Spanish taekwondo practitioner

Adriana Cerezo Iglesias (born 24 November 2003 in Alcalá de Henares) is a Spanish taekwondo athlete. A two-time Olympian, she won the silver medal in the 2020 Summer Olympics in Tokyo.

== Career ==
In 2021, Cerezo won the gold medal in her debut at the European Taekwondo Championships, at only 17 years old. A month later, she qualified through the 2021 European Taekwondo Olympic Qualification Tournament for the 2020 Summer Olympics in Tokyo.

In the Women's 49 kg event in Tokyo, Cerezo defeated two-time Olympic gold medallist Wu Jingyu on her way to the final. In the final itself, Cerezo was leading with seven seconds remaining in the contest, before opponent Panipak Wongpattanakit scored two points, resulting in Panipak winning gold and Cerezo finishing second for the silver medal.

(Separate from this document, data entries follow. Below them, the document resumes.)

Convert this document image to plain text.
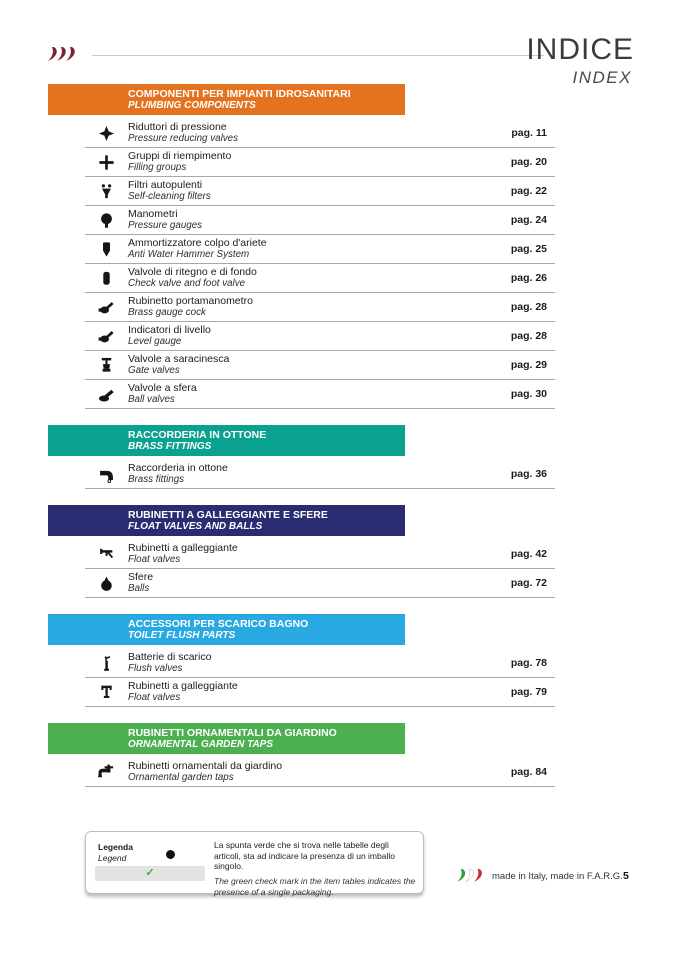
INDICE
INDEX
COMPONENTI PER IMPIANTI IDROSANITARI
PLUMBING COMPONENTS
Riduttori di pressione
Pressure reducing valves	pag. 11
Gruppi di riempimento
Filling groups	pag. 20
Filtri autopulenti
Self-cleaning filters	pag. 22
Manometri
Pressure gauges	pag. 24
Ammortizzatore colpo d'ariete
Anti Water Hammer System	pag. 25
Valvole di ritegno e di fondo
Check valve and foot valve	pag. 26
Rubinetto portamanometro
Brass gauge cock	pag. 28
Indicatori di livello
Level gauge	pag. 28
Valvole a saracinesca
Gate valves	pag. 29
Valvole a sfera
Ball valves	pag. 30
RACCORDERIA IN OTTONE
BRASS FITTINGS
Raccorderia in ottone
Brass fittings	pag. 36
RUBINETTI A GALLEGGIANTE E SFERE
FLOAT VALVES AND BALLS
Rubinetti a galleggiante
Float valves	pag. 42
Sfere
Balls	pag. 72
ACCESSORI PER SCARICO BAGNO
TOILET FLUSH PARTS
Batterie di scarico
Flush valves	pag. 78
Rubinetti a galleggiante
Float valves	pag. 79
RUBINETTI ORNAMENTALI DA GIARDINO
ORNAMENTAL GARDEN TAPS
Rubinetti ornamentali da giardino
Ornamental garden taps	pag. 84
Legenda
Legend
✓
La spunta verde che si trova nelle tabelle degli articoli, sta ad indicare la presenza di un imballo singolo.
The green check mark in the item tables indicates the presence of a single packaging.
made in Italy, made in F.A.R.G. 5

In 2022, Cerezo won a bronze medal at the European Championships held in Manchester in May of that year. In June's Grand Prix in Rome, Cerezo won her first gold in that event, beating Croatia's Bruna Duvančić in the final. Cerezo won the silver medal in the women's 49 kg event at the 2022 Mediterranean Games held in Oran, Algeria in July.

She won one of the bronze medals in the women's flyweight event at the 2023 World Taekwondo Championships held in Baku, Azerbaijan.

In 2024, Cerezo won the gold medal in the women's 49 kg event at the European Taekwondo Championships held in Belgrade, Serbia. She beat Merve Dinçel of Turkey in the final for her second gold medal in the competition after her initial success in 2021. Later in the year, she took part in the Olympics for the second time. Cerezo missed the medals after losing in the quarterfinals to Mobina Nematzadeh.